Easement by necessity available if the difficulty or expense of using a legally available route renders the land unfit for its reasonably anticipated use

The Pennsylvania Supreme Court granted an owner an easement by necessity even though the land contained a small strip connecting the land to a public way. Bartkowski v. Ramondo, 219 A.3d 1083 (Pa. 2019) (applying the Private Roads Act, 36 Pa. Stat. §§2731-2891. It did so on the ground that access need not be strictly necessary to get to the land for an easement by necessity to exist. All the owner need show is that access is not available that would allow ordinary uses of the property if the easement by necessity is not recognized.

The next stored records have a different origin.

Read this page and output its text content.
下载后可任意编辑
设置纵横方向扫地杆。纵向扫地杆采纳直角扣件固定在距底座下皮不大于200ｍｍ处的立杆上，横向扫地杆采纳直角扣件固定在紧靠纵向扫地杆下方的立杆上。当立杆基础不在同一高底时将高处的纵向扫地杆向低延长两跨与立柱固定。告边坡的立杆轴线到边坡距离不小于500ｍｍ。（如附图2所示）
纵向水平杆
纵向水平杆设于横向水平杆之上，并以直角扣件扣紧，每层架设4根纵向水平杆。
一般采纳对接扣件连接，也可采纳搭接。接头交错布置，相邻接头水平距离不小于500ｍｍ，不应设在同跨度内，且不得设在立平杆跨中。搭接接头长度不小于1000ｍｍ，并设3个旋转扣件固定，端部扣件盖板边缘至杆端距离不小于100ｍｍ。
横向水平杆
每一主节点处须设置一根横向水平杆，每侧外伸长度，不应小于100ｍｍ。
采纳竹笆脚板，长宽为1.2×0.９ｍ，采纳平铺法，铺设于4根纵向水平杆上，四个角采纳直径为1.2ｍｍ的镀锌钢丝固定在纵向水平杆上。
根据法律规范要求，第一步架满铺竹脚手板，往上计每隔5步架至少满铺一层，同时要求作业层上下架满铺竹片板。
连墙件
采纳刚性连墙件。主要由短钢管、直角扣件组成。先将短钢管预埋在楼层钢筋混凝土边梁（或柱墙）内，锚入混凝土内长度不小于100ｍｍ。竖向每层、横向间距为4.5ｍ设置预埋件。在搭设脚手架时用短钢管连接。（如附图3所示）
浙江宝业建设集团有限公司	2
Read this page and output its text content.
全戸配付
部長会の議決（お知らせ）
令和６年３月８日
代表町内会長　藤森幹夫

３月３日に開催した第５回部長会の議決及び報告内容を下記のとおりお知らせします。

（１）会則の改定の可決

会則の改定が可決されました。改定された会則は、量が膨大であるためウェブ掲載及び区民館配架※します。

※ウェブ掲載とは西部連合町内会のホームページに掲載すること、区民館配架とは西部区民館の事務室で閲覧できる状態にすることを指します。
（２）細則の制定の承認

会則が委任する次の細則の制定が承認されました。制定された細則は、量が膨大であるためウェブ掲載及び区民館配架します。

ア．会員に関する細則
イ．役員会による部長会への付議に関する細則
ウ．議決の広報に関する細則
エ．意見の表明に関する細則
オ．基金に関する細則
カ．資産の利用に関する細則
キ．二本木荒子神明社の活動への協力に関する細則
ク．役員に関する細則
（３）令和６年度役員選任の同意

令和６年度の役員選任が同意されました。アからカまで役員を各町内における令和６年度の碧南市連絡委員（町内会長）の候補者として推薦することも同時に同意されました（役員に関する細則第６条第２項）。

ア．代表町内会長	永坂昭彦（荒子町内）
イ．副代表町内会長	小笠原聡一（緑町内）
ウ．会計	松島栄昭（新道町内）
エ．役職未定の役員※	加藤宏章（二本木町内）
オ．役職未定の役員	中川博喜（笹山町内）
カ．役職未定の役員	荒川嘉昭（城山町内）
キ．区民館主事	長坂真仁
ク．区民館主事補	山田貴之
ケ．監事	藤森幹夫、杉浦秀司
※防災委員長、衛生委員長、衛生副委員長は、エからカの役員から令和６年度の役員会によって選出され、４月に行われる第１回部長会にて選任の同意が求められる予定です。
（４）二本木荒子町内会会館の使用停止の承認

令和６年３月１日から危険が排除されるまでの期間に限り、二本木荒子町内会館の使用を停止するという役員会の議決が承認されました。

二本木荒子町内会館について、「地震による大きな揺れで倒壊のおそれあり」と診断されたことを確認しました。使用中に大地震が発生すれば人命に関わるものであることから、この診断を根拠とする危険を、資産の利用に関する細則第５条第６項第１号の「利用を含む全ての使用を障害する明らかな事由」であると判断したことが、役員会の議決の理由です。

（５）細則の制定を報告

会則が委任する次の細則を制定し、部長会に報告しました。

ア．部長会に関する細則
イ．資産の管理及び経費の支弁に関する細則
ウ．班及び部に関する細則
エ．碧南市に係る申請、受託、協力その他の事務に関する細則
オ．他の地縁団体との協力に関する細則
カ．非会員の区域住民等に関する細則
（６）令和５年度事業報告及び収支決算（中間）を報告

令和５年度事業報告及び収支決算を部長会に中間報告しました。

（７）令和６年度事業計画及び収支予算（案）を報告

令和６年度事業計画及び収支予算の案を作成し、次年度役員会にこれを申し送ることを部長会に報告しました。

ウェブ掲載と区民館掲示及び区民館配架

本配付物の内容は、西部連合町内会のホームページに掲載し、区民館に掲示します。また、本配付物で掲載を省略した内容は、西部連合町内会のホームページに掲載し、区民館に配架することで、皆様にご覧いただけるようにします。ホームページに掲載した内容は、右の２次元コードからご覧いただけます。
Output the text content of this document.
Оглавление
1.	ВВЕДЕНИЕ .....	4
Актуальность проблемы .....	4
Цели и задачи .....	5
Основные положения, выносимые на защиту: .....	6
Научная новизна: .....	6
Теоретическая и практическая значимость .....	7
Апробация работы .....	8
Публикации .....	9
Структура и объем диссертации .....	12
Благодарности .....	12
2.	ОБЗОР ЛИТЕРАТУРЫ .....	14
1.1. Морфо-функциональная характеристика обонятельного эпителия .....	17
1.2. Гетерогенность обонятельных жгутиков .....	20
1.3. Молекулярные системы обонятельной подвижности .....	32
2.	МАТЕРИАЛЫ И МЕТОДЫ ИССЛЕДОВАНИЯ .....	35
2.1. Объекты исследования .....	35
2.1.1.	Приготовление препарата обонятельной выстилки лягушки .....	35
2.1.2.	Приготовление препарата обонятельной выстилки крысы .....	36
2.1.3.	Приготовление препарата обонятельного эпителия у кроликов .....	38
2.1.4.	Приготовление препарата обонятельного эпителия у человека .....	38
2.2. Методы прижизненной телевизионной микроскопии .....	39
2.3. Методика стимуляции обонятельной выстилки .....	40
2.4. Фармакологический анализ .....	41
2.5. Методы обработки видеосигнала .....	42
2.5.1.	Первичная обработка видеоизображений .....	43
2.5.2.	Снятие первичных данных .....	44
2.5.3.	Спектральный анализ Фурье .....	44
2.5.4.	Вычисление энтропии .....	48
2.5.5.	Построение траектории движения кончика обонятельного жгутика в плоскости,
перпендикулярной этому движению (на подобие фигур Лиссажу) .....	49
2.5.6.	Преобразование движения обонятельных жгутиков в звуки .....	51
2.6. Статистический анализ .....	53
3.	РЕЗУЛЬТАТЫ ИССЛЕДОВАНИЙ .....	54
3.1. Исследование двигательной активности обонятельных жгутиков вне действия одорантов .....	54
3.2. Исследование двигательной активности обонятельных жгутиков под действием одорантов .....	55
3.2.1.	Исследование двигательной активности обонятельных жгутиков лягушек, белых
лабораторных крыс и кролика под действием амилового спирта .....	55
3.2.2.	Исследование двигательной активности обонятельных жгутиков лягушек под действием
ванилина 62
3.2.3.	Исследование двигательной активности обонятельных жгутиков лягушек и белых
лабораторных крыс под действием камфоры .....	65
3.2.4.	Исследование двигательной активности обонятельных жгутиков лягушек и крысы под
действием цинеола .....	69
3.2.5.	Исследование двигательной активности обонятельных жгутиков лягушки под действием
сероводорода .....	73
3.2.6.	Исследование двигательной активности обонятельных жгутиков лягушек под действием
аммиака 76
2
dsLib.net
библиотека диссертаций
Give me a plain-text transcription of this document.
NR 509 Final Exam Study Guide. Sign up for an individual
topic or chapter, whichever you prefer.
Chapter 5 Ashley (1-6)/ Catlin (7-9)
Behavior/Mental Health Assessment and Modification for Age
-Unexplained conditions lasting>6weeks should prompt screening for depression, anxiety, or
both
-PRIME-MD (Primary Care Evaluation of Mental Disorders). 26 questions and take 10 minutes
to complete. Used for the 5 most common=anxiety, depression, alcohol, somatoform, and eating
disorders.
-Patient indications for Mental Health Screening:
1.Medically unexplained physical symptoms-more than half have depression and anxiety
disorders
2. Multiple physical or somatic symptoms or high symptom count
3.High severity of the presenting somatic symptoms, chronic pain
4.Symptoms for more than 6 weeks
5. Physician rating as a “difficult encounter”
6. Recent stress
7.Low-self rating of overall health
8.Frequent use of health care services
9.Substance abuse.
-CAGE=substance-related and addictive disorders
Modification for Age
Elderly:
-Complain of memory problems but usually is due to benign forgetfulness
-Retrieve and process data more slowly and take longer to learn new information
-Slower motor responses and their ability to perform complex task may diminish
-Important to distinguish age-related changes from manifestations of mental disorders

In this case, While mere inconvenience is not enough to show necessity, neither must the land be completely landlocked to take advantage of the doctrine of easement by necessity. “The central inquiry is whether, absent the recognition of an easement, the … dominant estate will be left without a means of ingress and egress, rendering the property inaccessible and thus, unusable.” In this case, the parcel was a “flag lot” with a main area and small tag or strip connecting the property to a public street. But changes in elevation made it impossible to use the strip for driveway purposes.


An opinion that was both a concurrence and a dissent objected that an easement by necessity should not be granted merely because access is “manifestly impracticable.” Those justices would have preferred a test based on “strict necessity.”